Meta AI creates first ever database of 600 million metagenomic structures

'These structures provide an unprecedented view into the breadth and diversity of nature,' say the researchers.
Loukia Papadopoulos
Proteins as depicted by Meta.jpg
Proteins as depicted by Meta.

Meta  

In a world first, Meta’s artificial intelligence (AI) has produced the structures of the metagenomic world at the scale of hundreds of millions of proteins, according to a blog by the company published on Tuesday.

“Proteins are complex and dynamic molecules, encoded by our genes, that are responsible for many of the varied and fundamental processes of life. They have an astounding range of roles in biology,” wrote the Meta research team who also published a paper on the matter in the preprint database bioRxiv.

“The rods and cones in our eyes that sense light and make it possible for us to see, the molecular sensors that underlie hearing and our sense of touch, the complex molecular machines that convert sunlight into chemical energy in plants, the motors that drive motion in microbes and our muscles, enzymes that break down plastic, antibodies that protect us from disease, and molecular circuits that cause disease when they fail — are all proteins.”

Across the planet and in our human bodies

Metagenomics uses gene sequencing to discover proteins in samples from environments across the planet and even in our human bodies. It is common knowledge that a vast number of proteins exist beyond the ones that have been cataloged and annotated in well-studied organisms and now these proteins are coming to the surface.

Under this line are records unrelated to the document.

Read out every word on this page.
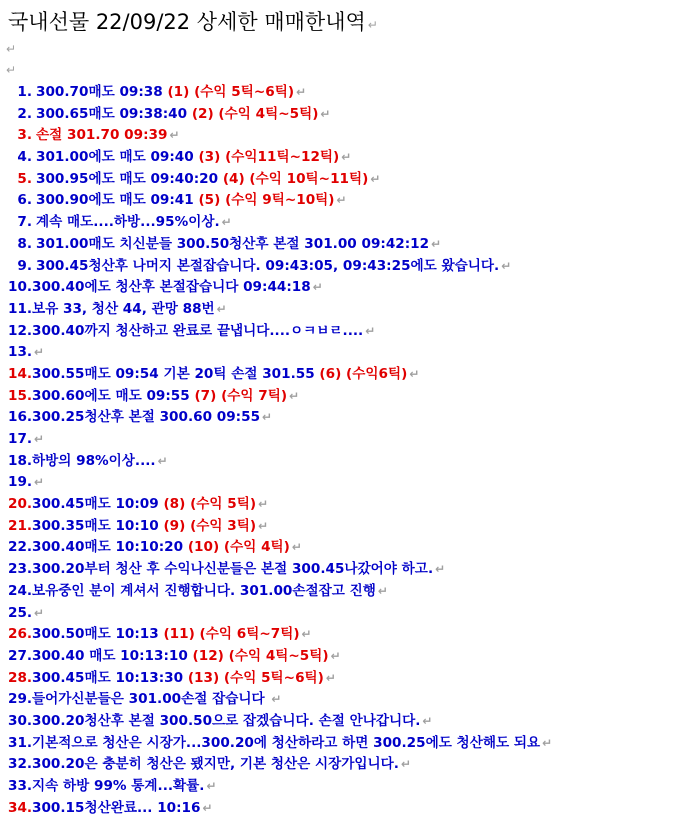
국내선물 22/09/22 상세한 매매한내역 ↵
↵
↵
1. 300.70매도 09:38 (1) (수익 5틱~6틱) ↵
2. 300.65매도 09:38:40 (2) (수익 4틱~5틱) ↵
3. 손절 301.70 09:39 ↵
4. 301.00에도 매도 09:40 (3) (수익11틱~12틱) ↵
5. 300.95에도 매도 09:40:20 (4) (수익 10틱~11틱) ↵
6. 300.90에도 매도 09:41 (5) (수익 9틱~10틱) ↵
7. 계속 매도....하방...95%이상. ↵
8. 301.00매도 치신분들 300.50청산후 본절 301.00 09:42:12 ↵
9. 300.45청산후 나머지 본절잡습니다. 09:43:05, 09:43:25에도 왔습니다. ↵
10.300.40에도 청산후 본절잡습니다 09:44:18 ↵
11.보유 33, 청산 44, 관망 88번 ↵
12.300.40까지 청산하고 완료로 끝냅니다....ㅇㅋㅂㄹ.... ↵
13. ↵
14.300.55매도 09:54 기본 20틱 손절 301.55 (6) (수익6틱) ↵
15.300.60에도 매도 09:55 (7) (수익 7틱) ↵
16.300.25청산후 본절 300.60 09:55 ↵
17. ↵
18.하방의 98%이상.... ↵
19. ↵
20.300.45매도 10:09 (8) (수익 5틱) ↵
21.300.35매도 10:10 (9) (수익 3틱) ↵
22.300.40매도 10:10:20 (10) (수익 4틱) ↵
23.300.20부터 청산 후 수익나신분들은 본절 300.45나갔어야 하고. ↵
24.보유중인 분이 계셔서 진행합니다. 301.00손절잡고 진행 ↵
25. ↵
26.300.50매도 10:13 (11) (수익 6틱~7틱) ↵
27.300.40 매도 10:13:10 (12) (수익 4틱~5틱) ↵
28.300.45매도 10:13:30 (13) (수익 5틱~6틱) ↵
29.들어가신분들은 301.00손절 잡습니다 ↵
30.300.20청산후 본절 300.50으로 잡겠습니다. 손절 안나갑니다. ↵
31.기본적으로 청산은 시장가...300.20에 청산하라고 하면 300.25에도 청산해도 되요 ↵
32.300.20은 충분히 청산은 됐지만, 기본 청산은 시장가입니다. ↵
33.지속 하방 99% 통계...확률. ↵
34.300.15청산완료... 10:16 ↵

Meta AI creates first ever database of 600 million metagenomic structures
A map of tens of thousands of high-confidence predictions.

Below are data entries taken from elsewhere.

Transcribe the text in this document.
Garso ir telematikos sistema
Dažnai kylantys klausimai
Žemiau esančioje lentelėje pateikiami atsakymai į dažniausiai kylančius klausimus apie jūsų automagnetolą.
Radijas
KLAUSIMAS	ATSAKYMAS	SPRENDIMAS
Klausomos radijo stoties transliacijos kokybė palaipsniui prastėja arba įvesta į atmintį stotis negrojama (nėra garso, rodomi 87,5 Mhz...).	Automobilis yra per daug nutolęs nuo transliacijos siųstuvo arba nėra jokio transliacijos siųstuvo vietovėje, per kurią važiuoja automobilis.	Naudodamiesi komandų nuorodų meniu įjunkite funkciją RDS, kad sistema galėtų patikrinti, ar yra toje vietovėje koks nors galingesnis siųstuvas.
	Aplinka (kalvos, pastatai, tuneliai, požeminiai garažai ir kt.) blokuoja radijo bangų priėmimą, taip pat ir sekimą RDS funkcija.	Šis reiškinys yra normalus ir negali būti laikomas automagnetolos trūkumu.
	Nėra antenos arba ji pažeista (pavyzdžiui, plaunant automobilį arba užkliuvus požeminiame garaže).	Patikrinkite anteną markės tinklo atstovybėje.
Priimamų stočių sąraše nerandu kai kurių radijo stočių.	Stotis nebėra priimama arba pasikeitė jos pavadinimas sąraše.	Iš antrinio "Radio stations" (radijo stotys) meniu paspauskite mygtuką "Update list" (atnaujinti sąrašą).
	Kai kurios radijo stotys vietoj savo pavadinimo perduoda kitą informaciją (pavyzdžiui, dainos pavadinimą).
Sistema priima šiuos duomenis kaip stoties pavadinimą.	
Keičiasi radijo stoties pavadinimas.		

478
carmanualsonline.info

“Metagenomics is starting to reveal the incredible breadth and diversity of these proteins, uncovering billions of protein sequences that are new to science and cataloged for the first time in large databases compiled by public initiatives such as the NCBI, European Bioinformatics Institute and Joint Genome Institute, incorporating studies from a worldwide community of researchers,” continued the Meta research team.

The discovery is made using a program called ESMFold with a model that was originally designed for decoding human languages. The finds have been compiled into the open-source ESM Metagenomic Atlas and could one day be used in the production of new drugs, the characterization of unknown microbial functions, and the discovery of evolutionary links between distantly related species.

Meta shared a database of more than 600 million metagenomic structures, as well as an API that will allow scientists to easily retrieve specific protein structures relevant to their work.

Protein predictions

ESMFold is not the first program to make protein predictions. Google-owned company DeepMind also has a protein-predicting program called AlphaFold that sought to identify proteins this year as well. Meta researchers, however, claim that ESMFold is 60 times faster than AlphaFlod although its outcomes have yet to be peer-reviewed.

The scientists' further state that their new atlas “is the largest database of high resolution predicted structures, 3x larger than any existing protein structure database, and the first to cover metagenomic proteins comprehensively and at scale.”

“These structures provide an unprecedented view into the breadth and diversity of nature, and hold the potential for new scientific insights and to accelerate discovery of proteins for practical applications in fields such as medicine, green chemistry, environmental applications, and renewable energy,” concluded the research team.